I went out friday night with a friend's girlfriend, just to show her a good time. She has a summer job in the area, and is a totally innocent 105 lb asian girl. I went out with the intention of talking to her, paying attention to her, and being the 'responsible one' while she had alcohol for what was most likely the 4th time in her entire life.
Long story short, she had too much and started getting sick. I was very focused on making sure she was ok, taking her to the bathroom when she felt ill, making sure she was hydrating, insisting that she eat something, etc... There were two girls who sat near us, and I started talking to them since my friend, the asian girl, was just trying to keep it together and in no talking mood. I wasn't trying to hit on anyone, and although the three of us (two sober girls + me) were having an interesting conversation I was clearly distracted and had to frequently leave to take care of the drunk girl.
As my drunk friend and I were leaving the lounge, one of the girls slipped her # into my front pocket, and I smiled and said "You should take me out to get a cup of coffee sometime. Perhaps when I don't have someone to take care of". She wanted my # so I gave it to her, and I went home.

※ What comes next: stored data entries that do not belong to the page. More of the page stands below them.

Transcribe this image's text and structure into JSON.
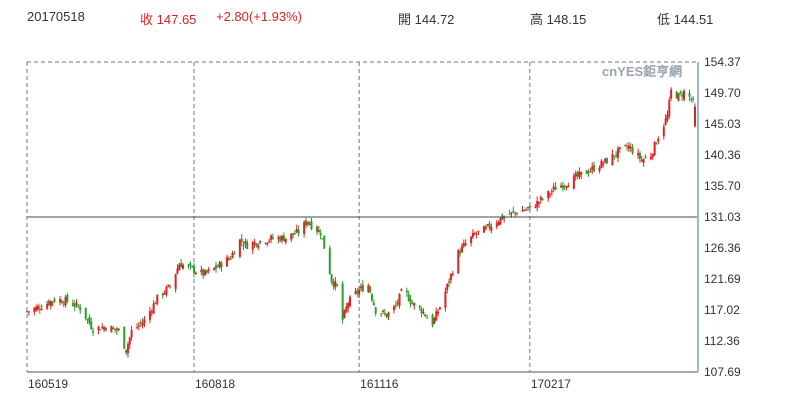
{
  "header": {
    "date": "20170518",
    "close_label": "收",
    "close": "147.65",
    "change": "+2.80(+1.93%)",
    "open_label": "開",
    "open": "144.72",
    "high_label": "高",
    "high": "148.15",
    "low_label": "低",
    "low": "144.51"
  },
  "watermark": "cnYES鉅亨網",
  "colors": {
    "up": "#dd2222",
    "down": "#2a9d2a",
    "grid": "#777777",
    "reference": "#444444",
    "axis_bar": "#9ab8d8"
  },
  "chart_data": {
    "type": "candlestick",
    "title": "",
    "xlabel": "",
    "ylabel": "",
    "ylim": [
      107.69,
      154.37
    ],
    "y_ticks": [
      154.37,
      149.7,
      145.03,
      140.36,
      135.7,
      131.03,
      126.36,
      121.69,
      117.02,
      112.36,
      107.69
    ],
    "y_tick_labels": [
      "154.37",
      "149.70",
      "145.03",
      "140.36",
      "135.70",
      "131.03",
      "126.36",
      "121.69",
      "117.02",
      "112.36",
      "107.69"
    ],
    "x_range": [
      "2016-05-19",
      "2017-05-18"
    ],
    "x_ticks": [
      {
        "date": "2016-05-19",
        "label": "160519"
      },
      {
        "date": "2016-08-18",
        "label": "160818"
      },
      {
        "date": "2016-11-16",
        "label": "161116"
      },
      {
        "date": "2017-02-17",
        "label": "170217"
      }
    ],
    "reference_line": 131.03,
    "grid": "vertical dashed at x-ticks",
    "close_path": [
      [
        "2016-05-19",
        116.8
      ],
      [
        "2016-05-26",
        117.5
      ],
      [
        "2016-06-03",
        118.6
      ],
      [
        "2016-06-10",
        118.4
      ],
      [
        "2016-06-17",
        117.3
      ],
      [
        "2016-06-24",
        114.2
      ],
      [
        "2016-07-01",
        114.5
      ],
      [
        "2016-07-08",
        113.9
      ],
      [
        "2016-07-12",
        111.0
      ],
      [
        "2016-07-15",
        113.8
      ],
      [
        "2016-07-22",
        115.4
      ],
      [
        "2016-07-29",
        118.8
      ],
      [
        "2016-08-05",
        120.6
      ],
      [
        "2016-08-10",
        124.0
      ],
      [
        "2016-08-12",
        123.8
      ],
      [
        "2016-08-18",
        123.0
      ],
      [
        "2016-08-24",
        122.4
      ],
      [
        "2016-08-31",
        123.6
      ],
      [
        "2016-09-07",
        125.0
      ],
      [
        "2016-09-12",
        127.5
      ],
      [
        "2016-09-16",
        126.8
      ],
      [
        "2016-09-23",
        127.4
      ],
      [
        "2016-09-30",
        127.8
      ],
      [
        "2016-10-07",
        127.9
      ],
      [
        "2016-10-14",
        128.8
      ],
      [
        "2016-10-19",
        130.5
      ],
      [
        "2016-10-21",
        129.8
      ],
      [
        "2016-10-26",
        128.7
      ],
      [
        "2016-10-28",
        126.5
      ],
      [
        "2016-11-01",
        121.5
      ],
      [
        "2016-11-04",
        120.5
      ],
      [
        "2016-11-07",
        115.5
      ],
      [
        "2016-11-10",
        118.2
      ],
      [
        "2016-11-16",
        120.0
      ],
      [
        "2016-11-21",
        120.8
      ],
      [
        "2016-11-25",
        117.0
      ],
      [
        "2016-12-01",
        116.2
      ],
      [
        "2016-12-06",
        117.6
      ],
      [
        "2016-12-10",
        120.2
      ],
      [
        "2016-12-15",
        118.0
      ],
      [
        "2016-12-20",
        117.0
      ],
      [
        "2016-12-26",
        115.0
      ],
      [
        "2016-12-30",
        117.5
      ],
      [
        "2017-01-04",
        121.4
      ],
      [
        "2017-01-09",
        125.6
      ],
      [
        "2017-01-13",
        127.0
      ],
      [
        "2017-01-18",
        128.4
      ],
      [
        "2017-01-24",
        129.2
      ],
      [
        "2017-01-30",
        130.4
      ],
      [
        "2017-02-03",
        131.1
      ],
      [
        "2017-02-10",
        131.8
      ],
      [
        "2017-02-17",
        132.3
      ],
      [
        "2017-02-24",
        133.8
      ],
      [
        "2017-03-03",
        135.4
      ],
      [
        "2017-03-10",
        136.3
      ],
      [
        "2017-03-17",
        137.4
      ],
      [
        "2017-03-24",
        138.4
      ],
      [
        "2017-03-31",
        139.5
      ],
      [
        "2017-04-07",
        141.0
      ],
      [
        "2017-04-12",
        141.6
      ],
      [
        "2017-04-19",
        139.6
      ],
      [
        "2017-04-24",
        140.4
      ],
      [
        "2017-04-28",
        143.2
      ],
      [
        "2017-05-03",
        146.2
      ],
      [
        "2017-05-05",
        150.0
      ],
      [
        "2017-05-09",
        149.2
      ],
      [
        "2017-05-12",
        149.8
      ],
      [
        "2017-05-16",
        148.8
      ],
      [
        "2017-05-18",
        147.65
      ]
    ],
    "last_candle": {
      "date": "2017-05-18",
      "open": 144.72,
      "high": 148.15,
      "low": 144.51,
      "close": 147.65
    }
  }
}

I forgot even meeting this girl, but this morning I get a txt from her saying "What no coffee

" . We text back and forth a few times, and now she's taking me out for drinks on thursday. This worked out extremely well, so I am really trying to pick the interaction apart to figure out what I did so right. I have determined that the major factors are (in no particular order)

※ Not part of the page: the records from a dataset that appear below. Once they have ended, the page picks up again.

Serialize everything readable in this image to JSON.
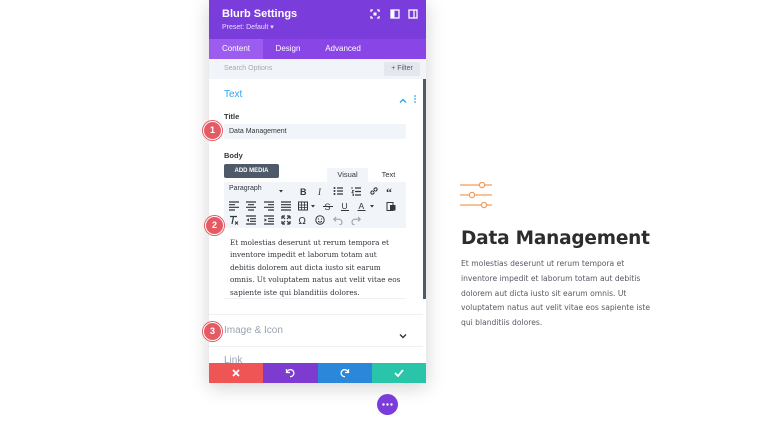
{
  "panel": {
    "title": "Blurb Settings",
    "preset": "Preset: Default ▾",
    "tabs": [
      "Content",
      "Design",
      "Advanced"
    ],
    "active_tab": "Content",
    "search_placeholder": "Search Options",
    "filter_label": "+ Filter",
    "accent_color": "#7b3cdc"
  },
  "text_section": {
    "title": "Text",
    "title_field_label": "Title",
    "title_value": "Data Management",
    "body_label": "Body",
    "add_media_label": "ADD MEDIA",
    "editor_tabs": [
      "Visual",
      "Text"
    ],
    "paragraph_select": "Paragraph",
    "body_text": "Et molestias deserunt ut rerum tempora et inventore impedit et laborum totam aut debitis dolorem aut dicta iusto sit earum omnis. Ut voluptatem natus aut velit vitae eos sapiente iste qui blanditiis dolores."
  },
  "collapsed_sections": [
    "Image & Icon",
    "Link"
  ],
  "bottom_actions": [
    {
      "name": "cancel",
      "icon": "close-icon",
      "color": "#ef5555"
    },
    {
      "name": "undo",
      "icon": "undo-icon",
      "color": "#7e3bd0"
    },
    {
      "name": "redo",
      "icon": "redo-icon",
      "color": "#2b87da"
    },
    {
      "name": "save",
      "icon": "check-icon",
      "color": "#29c4a9"
    }
  ],
  "badges": [
    "1",
    "2",
    "3"
  ],
  "preview": {
    "title": "Data Management",
    "body": "Et molestias deserunt ut rerum tempora et inventore impedit et laborum totam aut debitis dolorem aut dicta iusto sit earum omnis. Ut voluptatem natus aut velit vitae eos sapiente iste qui blanditiis dolores.",
    "icon": "sliders-icon",
    "icon_color": "#f39c5a"
  }
}
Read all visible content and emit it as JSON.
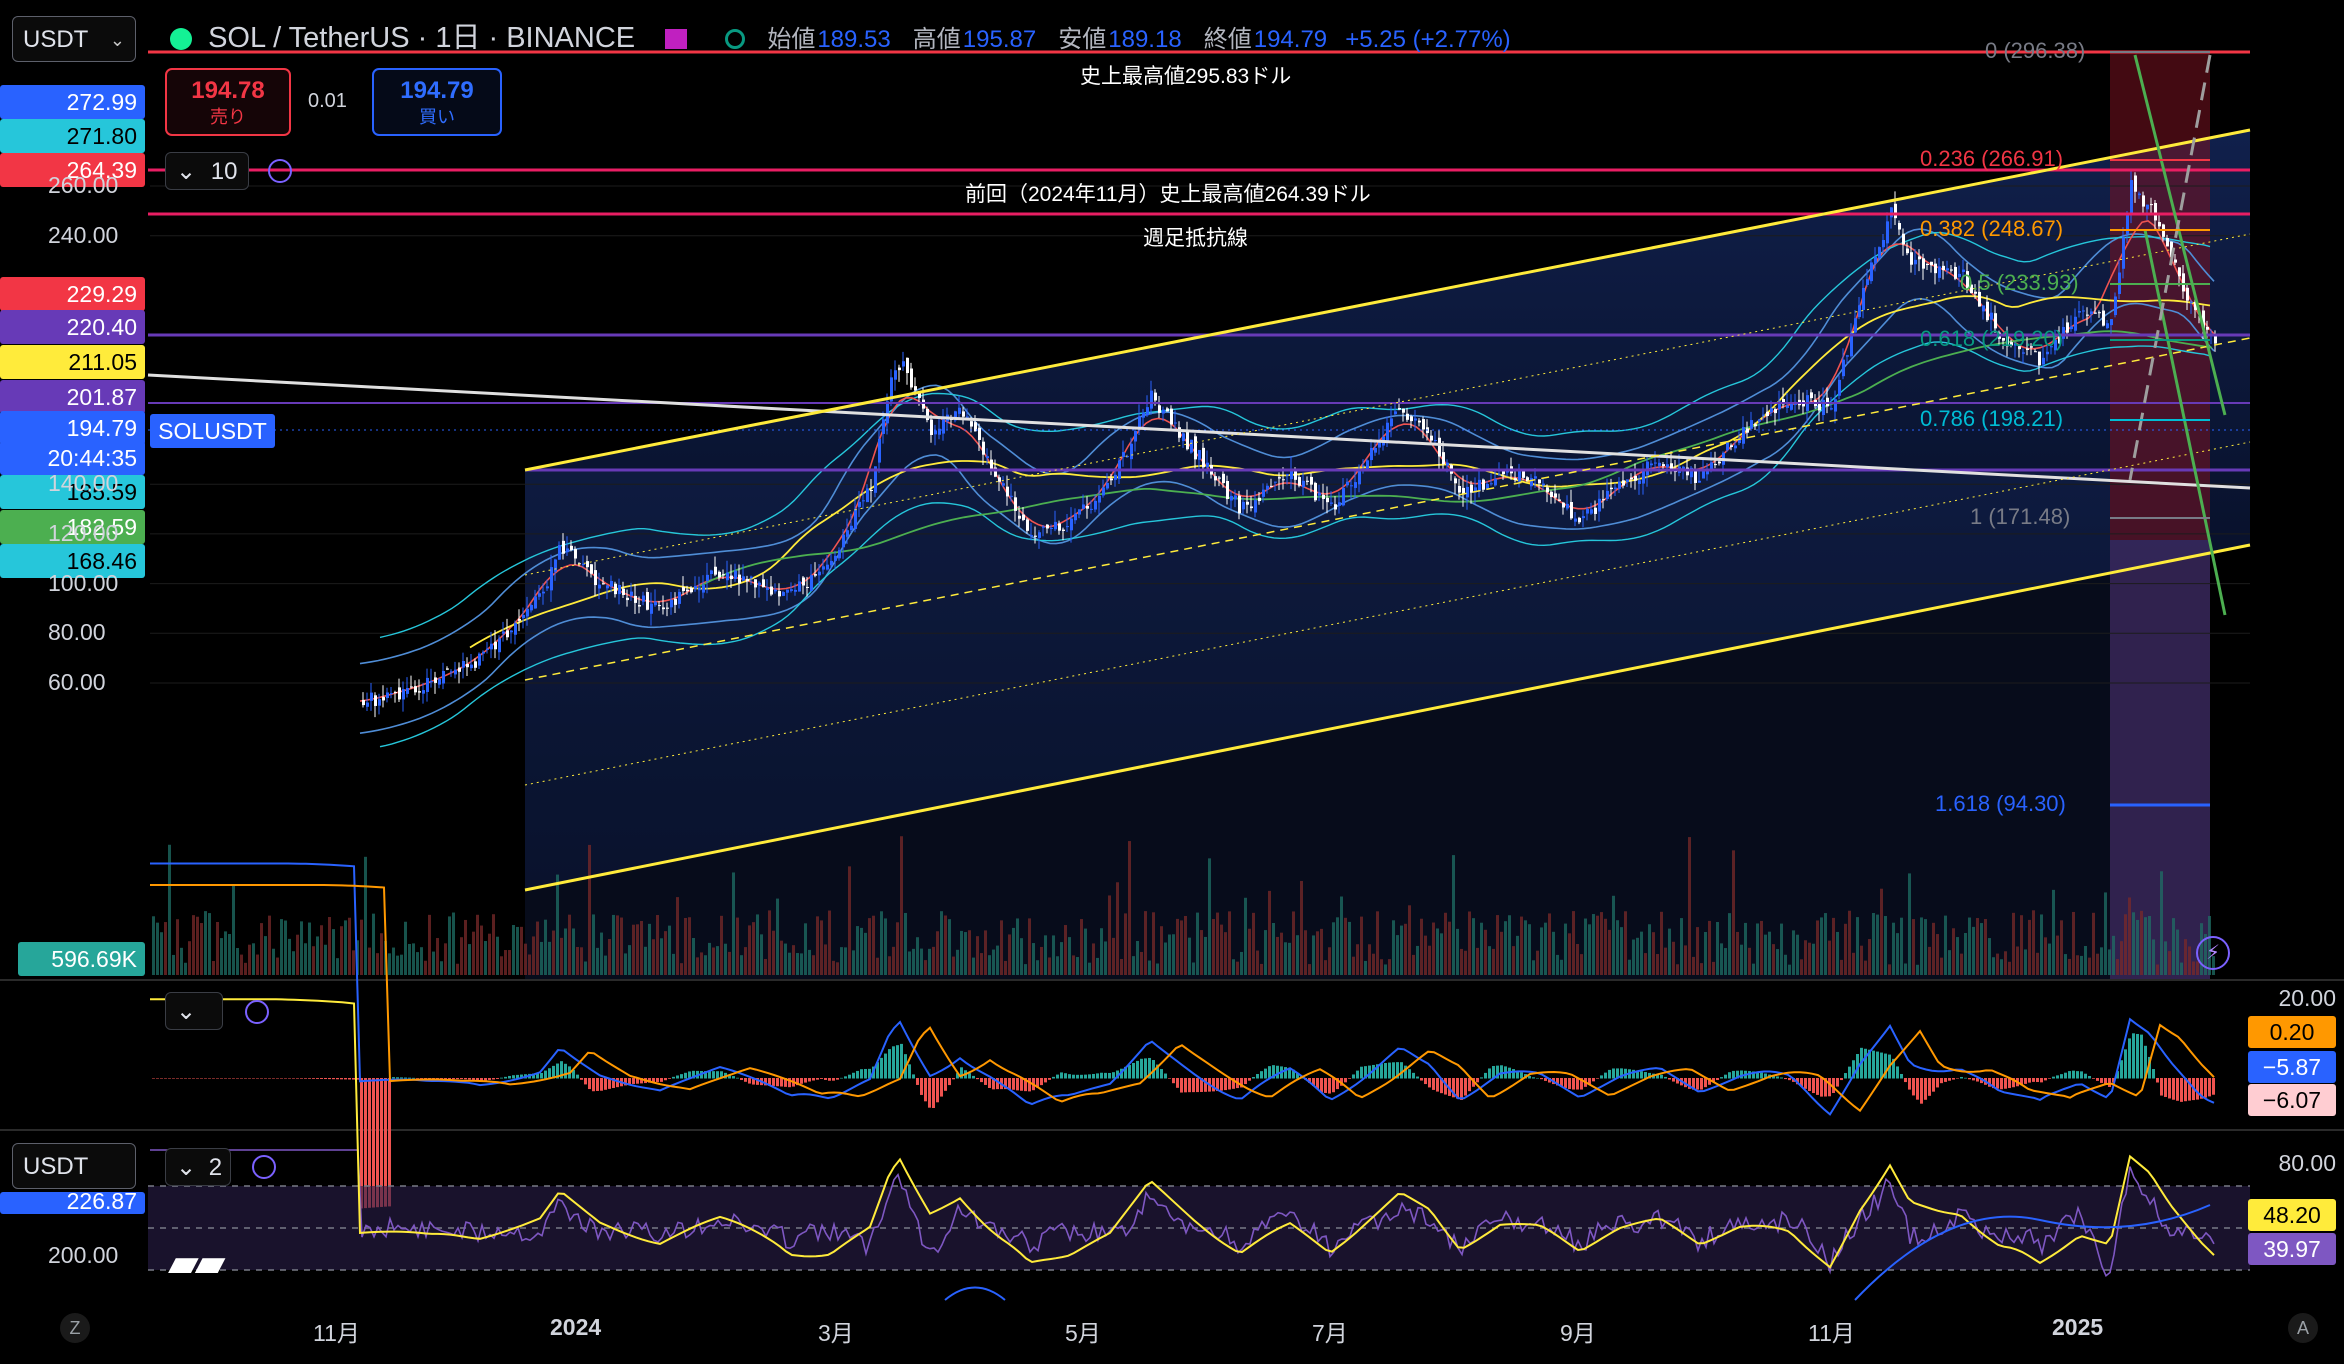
{
  "toolbar": {
    "currency": "USDT",
    "currency_lower": "USDT"
  },
  "legend": {
    "title": "SOL / TetherUS · 1日 · BINANCE",
    "open_label": "始値",
    "open": "189.53",
    "high_label": "高値",
    "high": "195.87",
    "low_label": "安値",
    "low": "189.18",
    "close_label": "終値",
    "close": "194.79",
    "change": "+5.25 (+2.77%)"
  },
  "trade": {
    "sell_price": "194.78",
    "sell_label": "売り",
    "spread": "0.01",
    "buy_price": "194.79",
    "buy_label": "買い"
  },
  "indicator_toggle": {
    "count_main": "10",
    "count_lower": "2"
  },
  "annotations": {
    "ath": "史上最高値295.83ドル",
    "prev_ath": "前回（2024年11月）史上最高値264.39ドル",
    "weekly_resistance": "週足抵抗線"
  },
  "fib_levels": [
    {
      "label": "0 (296.38)",
      "color": "#787b86"
    },
    {
      "label": "0.236 (266.91)",
      "color": "#f23645"
    },
    {
      "label": "0.382 (248.67)",
      "color": "#ff9800"
    },
    {
      "label": "0.5 (233.93)",
      "color": "#4caf50"
    },
    {
      "label": "0.618 (219.20)",
      "color": "#089981"
    },
    {
      "label": "0.786 (198.21)",
      "color": "#00bcd4"
    },
    {
      "label": "1 (171.48)",
      "color": "#787b86"
    },
    {
      "label": "1.618 (94.30)",
      "color": "#2962ff"
    }
  ],
  "left_labels": [
    {
      "text": "272.99",
      "bg": "#2962ff",
      "fg": "#ffffff"
    },
    {
      "text": "271.80",
      "bg": "#26c6da",
      "fg": "#000000"
    },
    {
      "text": "264.39",
      "bg": "#f23645",
      "fg": "#ffffff"
    },
    {
      "text": "229.29",
      "bg": "#f23645",
      "fg": "#ffffff"
    },
    {
      "text": "220.40",
      "bg": "#673ab7",
      "fg": "#ffffff"
    },
    {
      "text": "211.05",
      "bg": "#ffeb3b",
      "fg": "#000000"
    },
    {
      "text": "201.87",
      "bg": "#673ab7",
      "fg": "#ffffff"
    },
    {
      "text": "194.79",
      "bg": "#2962ff",
      "fg": "#ffffff"
    },
    {
      "text": "20:44:35",
      "bg": "#2962ff",
      "fg": "#ffffff"
    },
    {
      "text": "185.59",
      "bg": "#26c6da",
      "fg": "#000000"
    },
    {
      "text": "182.59",
      "bg": "#4caf50",
      "fg": "#ffffff"
    },
    {
      "text": "168.46",
      "bg": "#26c6da",
      "fg": "#000000"
    },
    {
      "text": "596.69K",
      "bg": "#26a69a",
      "fg": "#ffffff"
    }
  ],
  "symbol_tag": "SOLUSDT",
  "price_axis": [
    "260.00",
    "240.00",
    "140.00",
    "120.00",
    "100.00",
    "80.00",
    "60.00"
  ],
  "macd_axis": {
    "top": "20.00",
    "labels": [
      {
        "text": "0.20",
        "bg": "#ff9800",
        "fg": "#000000"
      },
      {
        "text": "−5.87",
        "bg": "#2962ff",
        "fg": "#ffffff"
      },
      {
        "text": "−6.07",
        "bg": "#ffcdd2",
        "fg": "#000000"
      }
    ]
  },
  "rsi_axis": {
    "top": "80.00",
    "labels": [
      {
        "text": "48.20",
        "bg": "#ffeb3b",
        "fg": "#000000"
      },
      {
        "text": "39.97",
        "bg": "#7e57c2",
        "fg": "#ffffff"
      }
    ]
  },
  "lower_left": {
    "partial_value": "226.87",
    "value": "200.00"
  },
  "time_axis": [
    "11月",
    "2024",
    "3月",
    "5月",
    "7月",
    "9月",
    "11月",
    "2025"
  ],
  "footer": {
    "left": "Z",
    "right": "A"
  }
}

1) I clearly was not trying to move on the two sober girls. In this situation it was because I had a drunk friend to watch, but it was effective none the less. I need to learn how to get my brain to shift into the same mode whenever I want (or at least create the appearance of similar behavior).

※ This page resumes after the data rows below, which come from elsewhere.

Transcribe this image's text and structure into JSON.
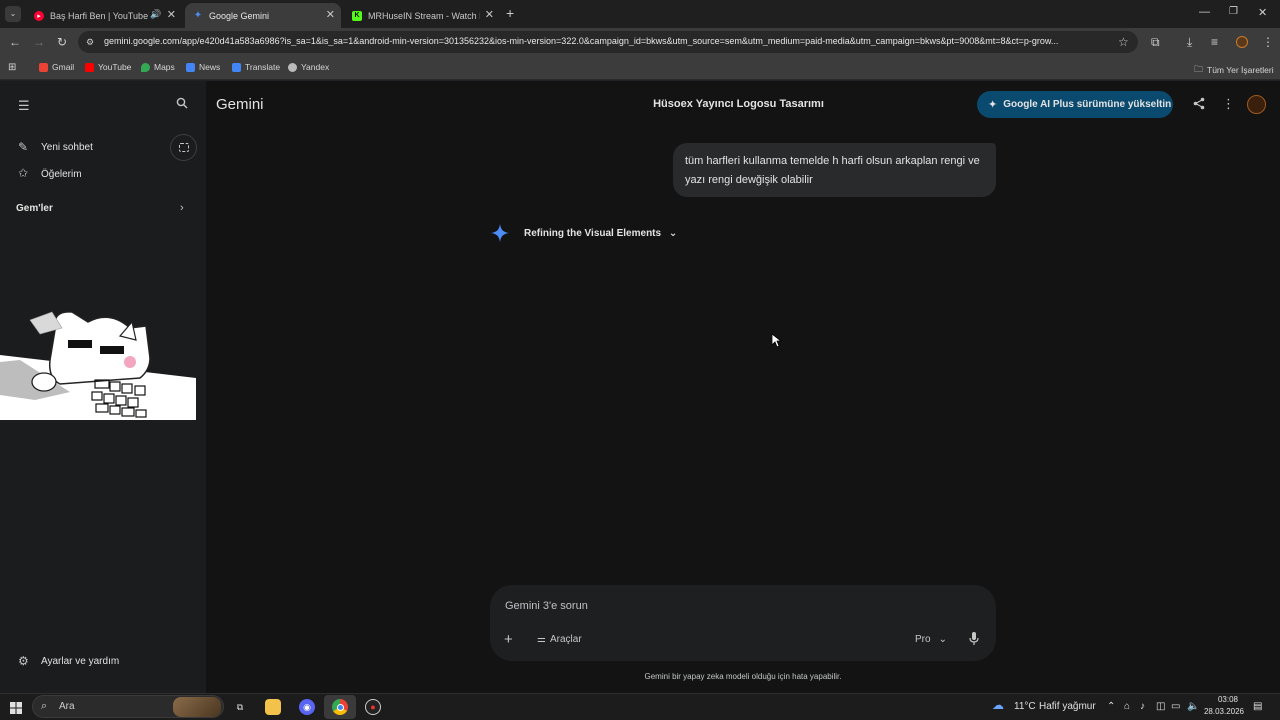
{
  "browser": {
    "tabs": [
      {
        "title": "Baş Harfi Ben | YouTube Mu",
        "favicon": "youtube-music-icon",
        "color": "#ff0033",
        "active": false
      },
      {
        "title": "Google Gemini",
        "favicon": "gemini-icon",
        "color": "#4c8df6",
        "active": true
      },
      {
        "title": "MRHuseIN Stream - Watch Live",
        "favicon": "kick-icon",
        "color": "#53fc18",
        "active": false
      }
    ],
    "url": "gemini.google.com/app/e420d41a583a6986?is_sa=1&is_sa=1&android-min-version=301356232&ios-min-version=322.0&campaign_id=bkws&utm_source=sem&utm_medium=paid-media&utm_campaign=bkws&pt=9008&mt=8&ct=p-grow...",
    "bookmarks": [
      {
        "label": "Gmail",
        "icon": "gmail-icon",
        "color": "#ea4335"
      },
      {
        "label": "YouTube",
        "icon": "youtube-icon",
        "color": "#ff0000"
      },
      {
        "label": "Maps",
        "icon": "maps-icon",
        "color": "#34a853"
      },
      {
        "label": "News",
        "icon": "news-icon",
        "color": "#4285f4"
      },
      {
        "label": "Translate",
        "icon": "translate-icon",
        "color": "#4285f4"
      },
      {
        "label": "Yandex",
        "icon": "yandex-icon",
        "color": "#cccccc"
      }
    ],
    "all_bookmarks": "Tüm Yer İşaretleri"
  },
  "sidebar": {
    "new_chat": "Yeni sohbet",
    "my_items": "Öğelerim",
    "gems": "Gem'ler",
    "settings": "Ayarlar ve yardım"
  },
  "header": {
    "brand": "Gemini",
    "chat_title": "Hüsoex Yayıncı Logosu Tasarımı",
    "upgrade_label": "Google AI Plus sürümüne yükseltin"
  },
  "conversation": {
    "user_message": "tüm harfleri kullanma temelde h harfi olsun arkaplan rengi ve yazı rengi dewğişik olabilir",
    "thinking_label": "Refining the Visual Elements"
  },
  "composer": {
    "placeholder": "Gemini 3'e sorun",
    "tools_label": "Araçlar",
    "model_label": "Pro",
    "disclaimer": "Gemini bir yapay zeka modeli olduğu için hata yapabilir."
  },
  "taskbar": {
    "search_label": "Ara",
    "weather_temp": "11°C",
    "weather_desc": "Hafif yağmur",
    "time": "03:08",
    "date": "28.03.2026"
  },
  "colors": {
    "accent_blue": "#0b4a6f",
    "gemini_star": "#4c8df6",
    "background": "#131314"
  }
}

2) I had to leave the conversation frequently. They had every opportunity to leave, to sit somewhere else, to allow others in this packed lounge to sit in our seats, etc.. but they didn't. I think this was an IOI, although I didn't realize it at the time.
3) I didn't call or txt the HB until she made contact with me. In this situation it was because I forgot meeting her (it was a loooong night after getting back to my house... my friend was really sick), but again, still effective.
4) Anytime I want to refer to she and I doing something together, I phrase it in ways like "I'll let you take me to ___" or "You could buy me a drink". I think that this language is what helped me turn meeting for coffee during the day to meeting for drinks at night.